Just last weekend, we snuck off for a weekend camping trip, our last before we had to drive our oldest back to Denver for college, and since we were close by, we drove to the top of Independence Pass, just to show the girls. But we didn’t stay long up there because it’s 12,000 feet up, and that can make us feel a little… odd… being up at that altitude, but also because it was damned crowded up there, and we didn’t want to be around so many people, masks or no. So, we drove back down the narrow and winding roads, back to our quiet little campsite, and kept to ourselves.

And now, Independence Pass is closed, I think. Not because the fire is burning up there, but because truckers keep trying to use the road as an alternative to I-70, which is partially closed due to fire. The problem is: big trucks can’t make the narrow hairpin turns that Route 82 is full of. There are signs all over the place warning large trucks and RVs to NOT TRY TO DRIVE ON THIS ROAD. But still… people have tried. Image a tractor trailer or Class A RV navigating this turn:

Now imagine that going on for miles and miles, 12,000 feet up endless narrow roads, no guardrails, switchback after switchback after switchback. Now imagine it super crowded with truckers and several dozen cars of varying size, trying to find a way around the I-70 closure, with heavy smoke in the air.

Not the best of ideas.

But given different circumstances, Independence Pass is beautiful. Here’s a picture of the top of the pass, taken a year ago, when we passed through there briefly, before the pandemic, before the fires, before everyone under the sun decided to take up camping as a hobby.

It’s worth the high altitude drive up there, provided you’re in a car that can handle the road. Five stars. Highly recommend.

It looked similar when we were up there last week, except for the crowds of people wandering around.

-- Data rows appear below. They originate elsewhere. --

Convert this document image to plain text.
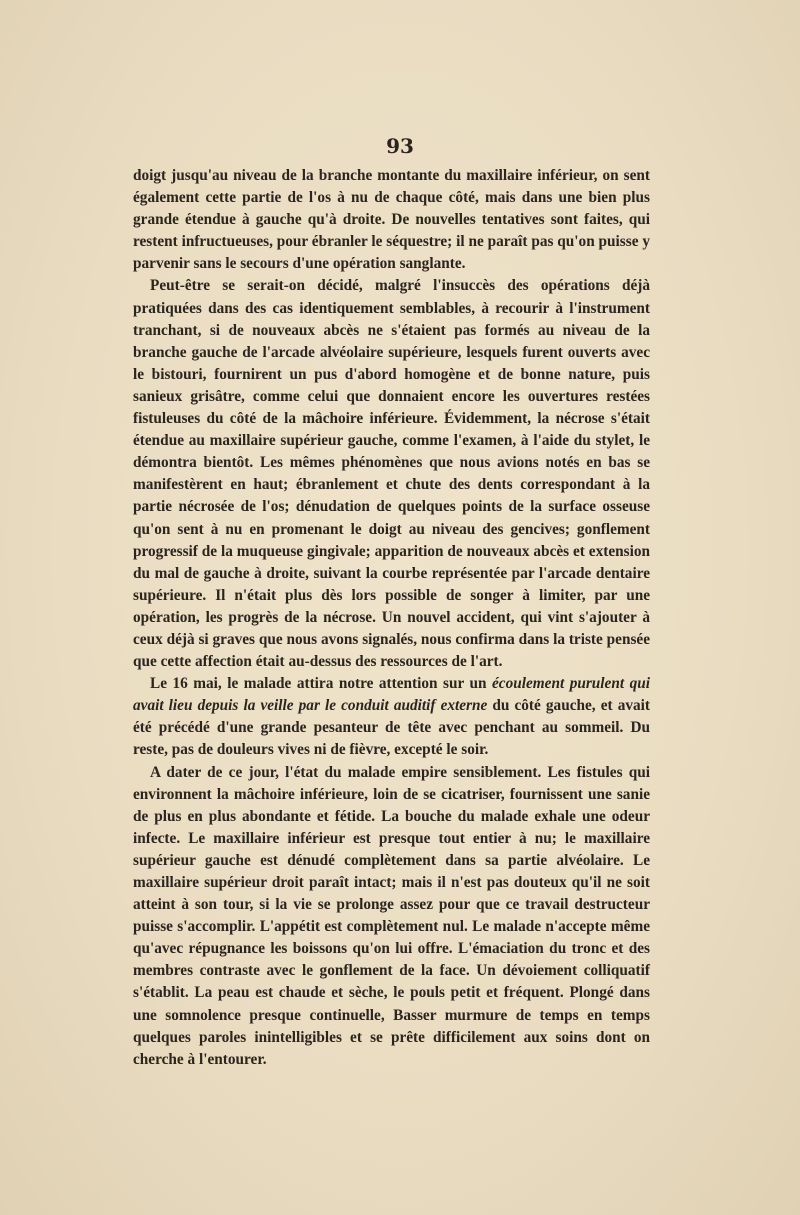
93

doigt jusqu'au niveau de la branche montante du maxillaire inférieur, on sent également cette partie de l'os à nu de chaque côté, mais dans une bien plus grande étendue à gauche qu'à droite. De nouvelles tentatives sont faites, qui restent infructueuses, pour ébranler le séquestre; il ne paraît pas qu'on puisse y parvenir sans le secours d'une opération sanglante.

Peut-être se serait-on décidé, malgré l'insuccès des opérations déjà pratiquées dans des cas identiquement semblables, à recourir à l'instrument tranchant, si de nouveaux abcès ne s'étaient pas formés au niveau de la branche gauche de l'arcade alvéolaire supérieure, lesquels furent ouverts avec le bistouri, fournirent un pus d'abord homogène et de bonne nature, puis sanieux grisâtre, comme celui que donnaient encore les ouvertures restées fistuleuses du côté de la mâchoire inférieure. Évidemment, la nécrose s'était étendue au maxillaire supérieur gauche, comme l'examen, à l'aide du stylet, le démontra bientôt. Les mêmes phénomènes que nous avions notés en bas se manifestèrent en haut; ébranlement et chute des dents correspondant à la partie nécrosée de l'os; dénudation de quelques points de la surface osseuse qu'on sent à nu en promenant le doigt au niveau des gencives; gonflement progressif de la muqueuse gingivale; apparition de nouveaux abcès et extension du mal de gauche à droite, suivant la courbe représentée par l'arcade dentaire supérieure. Il n'était plus dès lors possible de songer à limiter, par une opération, les progrès de la nécrose. Un nouvel accident, qui vint s'ajouter à ceux déjà si graves que nous avons signalés, nous confirma dans la triste pensée que cette affection était au-dessus des ressources de l'art.

Le 16 mai, le malade attira notre attention sur un écoulement purulent qui avait lieu depuis la veille par le conduit auditif externe du côté gauche, et avait été précédé d'une grande pesanteur de tête avec penchant au sommeil. Du reste, pas de douleurs vives ni de fièvre, excepté le soir.

A dater de ce jour, l'état du malade empire sensiblement. Les fistules qui environnent la mâchoire inférieure, loin de se cicatriser, fournissent une sanie de plus en plus abondante et fétide. La bouche du malade exhale une odeur infecte. Le maxillaire inférieur est presque tout entier à nu; le maxillaire supérieur gauche est dénudé complètement dans sa partie alvéolaire. Le maxillaire supérieur droit paraît intact; mais il n'est pas douteux qu'il ne soit atteint à son tour, si la vie se prolonge assez pour que ce travail destructeur puisse s'accomplir. L'appétit est complètement nul. Le malade n'accepte même qu'avec répugnance les boissons qu'on lui offre. L'émaciation du tronc et des membres contraste avec le gonflement de la face. Un dévoiement colliquatif s'établit. La peau est chaude et sèche, le pouls petit et fréquent. Plongé dans une somnolence presque continuelle, Basser murmure de temps en temps quelques paroles inintelligibles et se prête difficilement aux soins dont on cherche à l'entourer.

Two days ago, we drove our oldest up to Denver, to move into her apartment before her semester starts at CU. She texted us this picture later that evening:

So, yeah. Fires are burning this week. And we’re all staying in as much as we can.

Still.

Scooby’s street?

mysterylane

We find ourselves traveling through Gunnison more and more these days, and we’ve often passed by this funny little sign, and I finally managed to snap a picture of it. Maybe someday we’ll turn in and drive to the end. See who’s there.

A rare sighting

payphone

We live in a forest in Colorado, on top of a smallish mountain divide, where mule deer are plentiful, along with a smattering of coyote, foxes, bears, even a bobcat. We do like to travel as much as we can, though, and we like to drag our teenage daughters along with us whenever possible. Sometimes, on our many road trips, we spot something that’s quite unusual for us to see, like this weird-looking thing, spotted somewhere on the outskirts of Gunnison.